Mûdilerden parayı toplayan bankalar yatırımcıya faizli kredi verir. Yatırımcı da bankaya ödediği faizi, ürettiği mala ekleyerek satar. Parasını bankaya faize veren mûdi de, elde ettiği faizi, üreticiden pahalı olarak aldığı ürüne öder. Bu durumda kazanan tek bir kuruluş vardır ki o da bankadır.İslâm, faizi yasaklayarak paranın üretime aktarılmasını temin eder. Üretim de istihdamın yolunu açar. İslâm; infak, zekat, sadaka gibi kavramlarla zenginle fakir arasında muhteşem bir muvazene tesis eder. Böyle bir toplumda burjuva ve proleterya diye iki ayrı sınıf oluşmaz. Bunun içindir ki İslâm cihan devletlerinin hakimiyet yıllarında kapitalizmden komünizmin doğması gibi İslâm’dan dolayı muhâlif bir sistem doğmamıştır.Kapitalizmi kuran ve koruyan irade, İslâm’ın üretim ve istihdam merkezli yapısının sömürüye son vereceğini bildiğinden dolayı, İslâm’ı esas alan yönetim şekillerinin iktidardan uzaklaştırılması için her türlü yola başvurmaktadır. 2008 krizi göstermiştir ki, Dünya ekonomisi faizi merkeze alan bir anlayışla daha uzun zaman yoluna devam edemez.

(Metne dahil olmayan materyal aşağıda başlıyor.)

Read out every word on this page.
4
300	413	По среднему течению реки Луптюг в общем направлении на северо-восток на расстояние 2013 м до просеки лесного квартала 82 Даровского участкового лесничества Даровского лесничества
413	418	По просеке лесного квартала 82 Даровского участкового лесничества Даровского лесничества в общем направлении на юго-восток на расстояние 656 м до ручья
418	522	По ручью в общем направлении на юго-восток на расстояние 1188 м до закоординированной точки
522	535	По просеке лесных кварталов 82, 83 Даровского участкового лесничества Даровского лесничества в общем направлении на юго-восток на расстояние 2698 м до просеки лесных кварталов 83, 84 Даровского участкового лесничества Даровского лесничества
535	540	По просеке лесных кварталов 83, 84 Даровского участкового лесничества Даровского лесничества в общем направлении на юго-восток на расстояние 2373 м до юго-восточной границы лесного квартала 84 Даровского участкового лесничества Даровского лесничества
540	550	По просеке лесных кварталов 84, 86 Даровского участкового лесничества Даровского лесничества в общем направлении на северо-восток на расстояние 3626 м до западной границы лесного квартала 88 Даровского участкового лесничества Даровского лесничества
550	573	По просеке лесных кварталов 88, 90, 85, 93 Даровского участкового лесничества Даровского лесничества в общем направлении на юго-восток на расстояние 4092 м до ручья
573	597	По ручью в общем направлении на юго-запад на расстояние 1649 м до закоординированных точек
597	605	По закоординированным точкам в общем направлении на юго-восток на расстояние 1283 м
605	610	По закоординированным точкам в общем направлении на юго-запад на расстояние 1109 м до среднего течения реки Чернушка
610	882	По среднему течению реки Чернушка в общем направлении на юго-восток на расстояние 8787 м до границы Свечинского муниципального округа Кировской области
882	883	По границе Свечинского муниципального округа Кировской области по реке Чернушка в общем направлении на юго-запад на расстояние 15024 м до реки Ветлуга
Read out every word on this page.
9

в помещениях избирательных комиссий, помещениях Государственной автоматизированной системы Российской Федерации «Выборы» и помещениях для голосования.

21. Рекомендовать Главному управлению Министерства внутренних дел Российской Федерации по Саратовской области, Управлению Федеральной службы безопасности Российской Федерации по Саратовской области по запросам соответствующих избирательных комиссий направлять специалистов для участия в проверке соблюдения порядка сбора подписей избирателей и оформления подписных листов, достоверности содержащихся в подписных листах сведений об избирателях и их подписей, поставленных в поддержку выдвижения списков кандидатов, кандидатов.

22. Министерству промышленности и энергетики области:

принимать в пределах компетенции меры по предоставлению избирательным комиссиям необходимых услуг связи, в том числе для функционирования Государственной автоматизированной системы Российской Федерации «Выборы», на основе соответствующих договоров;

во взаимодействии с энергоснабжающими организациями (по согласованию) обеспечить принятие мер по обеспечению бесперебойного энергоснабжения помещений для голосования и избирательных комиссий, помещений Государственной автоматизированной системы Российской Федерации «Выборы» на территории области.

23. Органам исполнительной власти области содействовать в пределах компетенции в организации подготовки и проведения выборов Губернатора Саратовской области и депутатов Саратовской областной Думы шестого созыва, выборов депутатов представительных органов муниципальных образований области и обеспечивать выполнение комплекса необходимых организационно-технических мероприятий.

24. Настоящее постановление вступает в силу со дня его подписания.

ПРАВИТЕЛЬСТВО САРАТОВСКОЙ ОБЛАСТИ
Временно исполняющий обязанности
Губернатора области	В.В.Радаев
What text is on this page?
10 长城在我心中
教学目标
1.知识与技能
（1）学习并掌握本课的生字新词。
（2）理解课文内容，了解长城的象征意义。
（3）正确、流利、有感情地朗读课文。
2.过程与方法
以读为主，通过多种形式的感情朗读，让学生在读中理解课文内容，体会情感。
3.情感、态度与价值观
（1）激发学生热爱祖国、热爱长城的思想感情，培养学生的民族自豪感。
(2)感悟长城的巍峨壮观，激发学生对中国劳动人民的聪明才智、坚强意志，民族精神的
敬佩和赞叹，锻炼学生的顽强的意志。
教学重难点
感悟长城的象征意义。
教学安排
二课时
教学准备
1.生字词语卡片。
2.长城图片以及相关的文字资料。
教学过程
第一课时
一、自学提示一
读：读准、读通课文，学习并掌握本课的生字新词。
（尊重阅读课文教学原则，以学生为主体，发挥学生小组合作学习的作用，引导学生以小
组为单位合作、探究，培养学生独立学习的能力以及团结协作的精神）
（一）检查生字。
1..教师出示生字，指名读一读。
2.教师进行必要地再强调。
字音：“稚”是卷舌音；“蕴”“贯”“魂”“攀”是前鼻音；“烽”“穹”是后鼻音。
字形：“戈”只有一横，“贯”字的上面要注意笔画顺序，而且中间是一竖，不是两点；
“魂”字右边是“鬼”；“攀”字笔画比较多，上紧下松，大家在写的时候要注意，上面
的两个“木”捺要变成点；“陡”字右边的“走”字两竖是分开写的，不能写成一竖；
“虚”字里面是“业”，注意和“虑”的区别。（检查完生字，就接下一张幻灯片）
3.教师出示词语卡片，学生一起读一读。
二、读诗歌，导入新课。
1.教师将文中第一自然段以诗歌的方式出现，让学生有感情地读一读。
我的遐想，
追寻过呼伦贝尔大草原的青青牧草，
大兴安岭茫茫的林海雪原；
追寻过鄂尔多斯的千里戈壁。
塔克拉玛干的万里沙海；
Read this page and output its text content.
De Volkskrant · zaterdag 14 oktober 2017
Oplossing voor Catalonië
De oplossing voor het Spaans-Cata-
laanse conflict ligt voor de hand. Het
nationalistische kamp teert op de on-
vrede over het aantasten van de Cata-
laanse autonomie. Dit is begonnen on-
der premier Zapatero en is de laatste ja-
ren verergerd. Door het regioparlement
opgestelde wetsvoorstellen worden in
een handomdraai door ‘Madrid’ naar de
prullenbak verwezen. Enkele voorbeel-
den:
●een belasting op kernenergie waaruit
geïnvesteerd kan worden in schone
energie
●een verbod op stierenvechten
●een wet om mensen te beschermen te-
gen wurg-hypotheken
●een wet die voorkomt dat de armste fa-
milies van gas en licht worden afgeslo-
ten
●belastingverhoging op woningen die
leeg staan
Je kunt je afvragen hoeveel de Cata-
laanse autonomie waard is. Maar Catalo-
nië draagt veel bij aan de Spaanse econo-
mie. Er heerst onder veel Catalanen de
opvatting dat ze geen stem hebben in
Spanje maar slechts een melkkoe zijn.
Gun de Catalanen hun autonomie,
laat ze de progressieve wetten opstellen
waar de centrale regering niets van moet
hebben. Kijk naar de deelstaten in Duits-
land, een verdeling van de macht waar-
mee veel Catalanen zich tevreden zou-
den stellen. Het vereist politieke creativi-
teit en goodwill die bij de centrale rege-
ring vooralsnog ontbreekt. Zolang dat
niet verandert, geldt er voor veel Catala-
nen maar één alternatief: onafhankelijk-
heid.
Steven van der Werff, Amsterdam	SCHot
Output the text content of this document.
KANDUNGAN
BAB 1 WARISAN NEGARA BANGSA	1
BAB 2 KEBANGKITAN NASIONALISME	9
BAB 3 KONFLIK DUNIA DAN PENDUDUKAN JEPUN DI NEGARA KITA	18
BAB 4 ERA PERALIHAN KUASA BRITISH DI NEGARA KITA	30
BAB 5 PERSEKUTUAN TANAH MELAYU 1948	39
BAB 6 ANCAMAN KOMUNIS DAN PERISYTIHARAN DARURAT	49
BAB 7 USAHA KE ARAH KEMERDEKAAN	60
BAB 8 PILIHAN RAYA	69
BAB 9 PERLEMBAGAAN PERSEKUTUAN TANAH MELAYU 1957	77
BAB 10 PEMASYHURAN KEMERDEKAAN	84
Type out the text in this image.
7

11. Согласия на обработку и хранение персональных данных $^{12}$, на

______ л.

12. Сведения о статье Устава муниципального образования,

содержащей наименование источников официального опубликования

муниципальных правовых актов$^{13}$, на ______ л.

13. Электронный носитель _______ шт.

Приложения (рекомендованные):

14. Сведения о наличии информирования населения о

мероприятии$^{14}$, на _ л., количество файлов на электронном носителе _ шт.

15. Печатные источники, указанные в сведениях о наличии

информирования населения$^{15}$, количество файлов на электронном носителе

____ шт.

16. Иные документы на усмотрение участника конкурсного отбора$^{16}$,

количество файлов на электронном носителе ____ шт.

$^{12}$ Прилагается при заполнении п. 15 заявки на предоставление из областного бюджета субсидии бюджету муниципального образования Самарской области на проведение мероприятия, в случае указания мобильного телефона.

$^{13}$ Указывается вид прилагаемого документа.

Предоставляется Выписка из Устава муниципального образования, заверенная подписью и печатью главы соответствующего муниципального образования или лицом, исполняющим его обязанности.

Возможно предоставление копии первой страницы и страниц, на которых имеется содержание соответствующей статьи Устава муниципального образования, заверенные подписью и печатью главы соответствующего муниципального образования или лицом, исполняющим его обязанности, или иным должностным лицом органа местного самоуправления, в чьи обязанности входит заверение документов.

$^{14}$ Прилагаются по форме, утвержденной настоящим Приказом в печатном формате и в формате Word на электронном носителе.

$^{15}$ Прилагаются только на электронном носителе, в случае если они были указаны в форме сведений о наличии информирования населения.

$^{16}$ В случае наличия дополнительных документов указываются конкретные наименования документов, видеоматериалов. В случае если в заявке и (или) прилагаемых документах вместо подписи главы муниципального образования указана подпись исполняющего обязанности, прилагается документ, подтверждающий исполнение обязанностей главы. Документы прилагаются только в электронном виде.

Müslümanlar emperyalist güçlerin büyük güç kaybettiği II. Dünya Savaşı sürecinde hazırlıklı olsaydı bugün siyasi noktada olduğu gibi iktisadi açıdan da refah düzeyini yakalayan bir İslâm Dünyası ile karşı karşıya olurduk.Kapitalizmin sürekli ulusal ve küresel krizlere girdiği bir zamanda, Müslümanlar hem mevcût iktisâdi yapıya hem de İslâm iktisadına vâkıf ilim adamları yetiştirebilirse yeni dünya, İslâmî ilkeler esas alınarak kurulacaktır.Emeksiz kazanç olan faizi, sömürüyü, değişim aracı olan parayı, niçin faizin haram, neden ticaretin meşru olduğunu, faizin enflasyonla münasebetini, bir ülkenin İslâm’a ait olup olmamasına göre faizin hükmünün değişip değişmeyeceğini, çıkış yolu olarak faizsiz finansın nasıl ve neye göre tesis edileceğini anlatan, altı ana başlık, bir lahika ve sonuçtan oluşan bu kitap, kapitalizmin kriz nöbetlerine girdiği bir dönemde insanlara kurtuluş için İslâm İktisadının niçin tek seçenek olduğunu anlatmaya taliptir.
Gayret bizden tevfik Allah Azze ve Celle’den dir.